Sources said the immediate provocation for the letter was the inability of Prime Minister Manmohan Singh and External Affairs Minister Pranab Mukherjee to meet a Congressional delegation headed by senators Mike Enzi and Johnney Isakson that came to India on April 13. While Mukherjee was indisposed due to an accident that took place on April 8, the Prime Minister also could not meet time.
Sen has also met some other lawmakers who signed in the letters and said that all foreign policy decisions will be taken in New Delhi and they could not be dictated by Washington.
Sources said the letter could also be seen as a pressure tactics of the Jewish lobby. Mukherjee was to attend the American Jewish Committee meeting in Washington, but ultimately it was Minister of State for External Affairs Anand Sharma who attended it.

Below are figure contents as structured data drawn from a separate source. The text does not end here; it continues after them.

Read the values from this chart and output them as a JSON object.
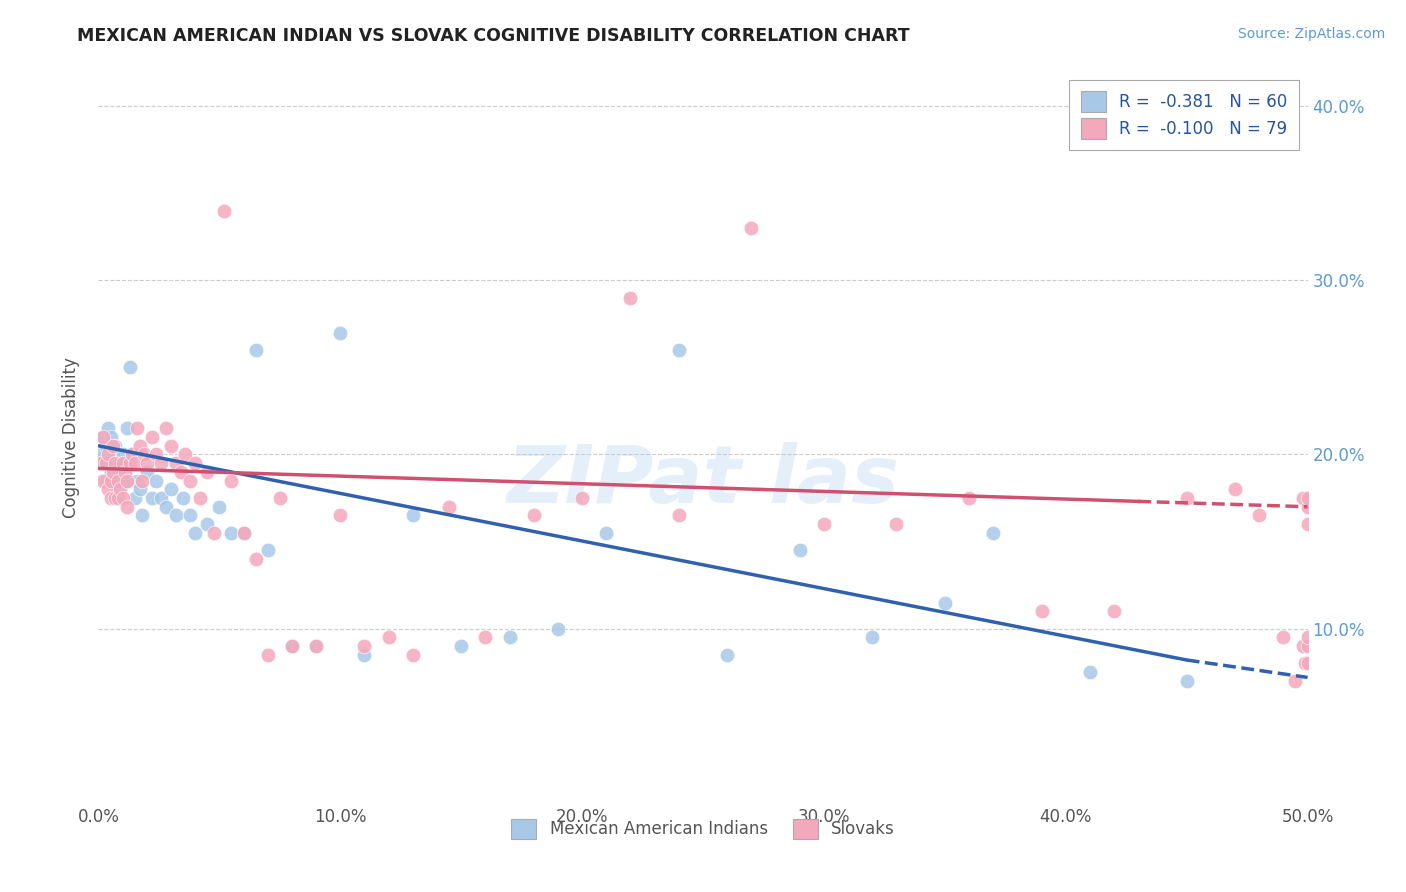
{
  "title": "MEXICAN AMERICAN INDIAN VS SLOVAK COGNITIVE DISABILITY CORRELATION CHART",
  "source": "Source: ZipAtlas.com",
  "ylabel": "Cognitive Disability",
  "xlim": [
    0.0,
    0.5
  ],
  "ylim": [
    0.0,
    0.42
  ],
  "xticks": [
    0.0,
    0.1,
    0.2,
    0.3,
    0.4,
    0.5
  ],
  "yticks": [
    0.1,
    0.2,
    0.3,
    0.4
  ],
  "ytick_labels": [
    "10.0%",
    "20.0%",
    "30.0%",
    "40.0%"
  ],
  "xtick_labels": [
    "0.0%",
    "10.0%",
    "20.0%",
    "30.0%",
    "40.0%",
    "50.0%"
  ],
  "R_blue": -0.381,
  "N_blue": 60,
  "R_pink": -0.1,
  "N_pink": 79,
  "legend_label_blue": "Mexican American Indians",
  "legend_label_pink": "Slovaks",
  "blue_color": "#A8C8E8",
  "pink_color": "#F4A8BC",
  "line_blue_color": "#3060B0",
  "line_pink_color": "#D05070",
  "blue_points_x": [
    0.001,
    0.002,
    0.002,
    0.003,
    0.003,
    0.004,
    0.004,
    0.005,
    0.005,
    0.006,
    0.006,
    0.007,
    0.007,
    0.008,
    0.008,
    0.009,
    0.01,
    0.01,
    0.011,
    0.012,
    0.012,
    0.013,
    0.014,
    0.015,
    0.016,
    0.017,
    0.018,
    0.02,
    0.022,
    0.024,
    0.026,
    0.028,
    0.03,
    0.032,
    0.035,
    0.038,
    0.04,
    0.045,
    0.05,
    0.055,
    0.06,
    0.065,
    0.07,
    0.08,
    0.09,
    0.1,
    0.11,
    0.13,
    0.15,
    0.17,
    0.19,
    0.21,
    0.24,
    0.26,
    0.29,
    0.32,
    0.35,
    0.37,
    0.41,
    0.45
  ],
  "blue_points_y": [
    0.2,
    0.195,
    0.21,
    0.205,
    0.185,
    0.195,
    0.215,
    0.19,
    0.21,
    0.2,
    0.185,
    0.195,
    0.205,
    0.18,
    0.19,
    0.195,
    0.185,
    0.2,
    0.195,
    0.215,
    0.185,
    0.25,
    0.2,
    0.175,
    0.185,
    0.18,
    0.165,
    0.19,
    0.175,
    0.185,
    0.175,
    0.17,
    0.18,
    0.165,
    0.175,
    0.165,
    0.155,
    0.16,
    0.17,
    0.155,
    0.155,
    0.26,
    0.145,
    0.09,
    0.09,
    0.27,
    0.085,
    0.165,
    0.09,
    0.095,
    0.1,
    0.155,
    0.26,
    0.085,
    0.145,
    0.095,
    0.115,
    0.155,
    0.075,
    0.07
  ],
  "pink_points_x": [
    0.001,
    0.002,
    0.002,
    0.003,
    0.004,
    0.004,
    0.005,
    0.005,
    0.006,
    0.006,
    0.007,
    0.007,
    0.008,
    0.008,
    0.009,
    0.01,
    0.01,
    0.011,
    0.012,
    0.012,
    0.013,
    0.014,
    0.015,
    0.016,
    0.017,
    0.018,
    0.019,
    0.02,
    0.022,
    0.024,
    0.026,
    0.028,
    0.03,
    0.032,
    0.034,
    0.036,
    0.038,
    0.04,
    0.042,
    0.045,
    0.048,
    0.052,
    0.055,
    0.06,
    0.065,
    0.07,
    0.075,
    0.08,
    0.09,
    0.1,
    0.11,
    0.12,
    0.13,
    0.145,
    0.16,
    0.18,
    0.2,
    0.22,
    0.24,
    0.27,
    0.3,
    0.33,
    0.36,
    0.39,
    0.42,
    0.45,
    0.47,
    0.48,
    0.49,
    0.495,
    0.498,
    0.498,
    0.499,
    0.5,
    0.5,
    0.5,
    0.5,
    0.5,
    0.5
  ],
  "pink_points_y": [
    0.195,
    0.185,
    0.21,
    0.195,
    0.18,
    0.2,
    0.185,
    0.175,
    0.19,
    0.205,
    0.175,
    0.195,
    0.175,
    0.185,
    0.18,
    0.175,
    0.195,
    0.19,
    0.185,
    0.17,
    0.195,
    0.2,
    0.195,
    0.215,
    0.205,
    0.185,
    0.2,
    0.195,
    0.21,
    0.2,
    0.195,
    0.215,
    0.205,
    0.195,
    0.19,
    0.2,
    0.185,
    0.195,
    0.175,
    0.19,
    0.155,
    0.34,
    0.185,
    0.155,
    0.14,
    0.085,
    0.175,
    0.09,
    0.09,
    0.165,
    0.09,
    0.095,
    0.085,
    0.17,
    0.095,
    0.165,
    0.175,
    0.29,
    0.165,
    0.33,
    0.16,
    0.16,
    0.175,
    0.11,
    0.11,
    0.175,
    0.18,
    0.165,
    0.095,
    0.07,
    0.09,
    0.175,
    0.08,
    0.16,
    0.17,
    0.175,
    0.08,
    0.09,
    0.095
  ],
  "blue_line_x_start": 0.0,
  "blue_line_x_solid_end": 0.45,
  "blue_line_x_end": 0.5,
  "blue_line_y_start": 0.205,
  "blue_line_y_solid_end": 0.082,
  "blue_line_y_end": 0.072,
  "pink_line_x_start": 0.0,
  "pink_line_x_solid_end": 0.5,
  "pink_line_x_dash_end": 0.5,
  "pink_line_y_start": 0.192,
  "pink_line_y_end": 0.17
}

Unlike the April 19 letter from the eight senators, the May 2 letter had urged the PM to “sever” military ties with Iran and “terminate” all cooperation in the energy sector. The letter signed by Chairman of the committee on Foreign Affairs Tom Lantos and six other representatives of the House Foreign Committee said India’s continuing exchange and cooperation with Iran and the case of “illegal procurement of sensitive technology” from US company Cirrus has a “significant potential to negatively affect relations between the US and India in general and consideration by Congress of the 123 agreement in particular”.
The letter has created a ruckus, with the Left parties asking the Government to make a statement in Parliament about negotiations on the 123 agreement and the Iran-Pakistan-India pipeline.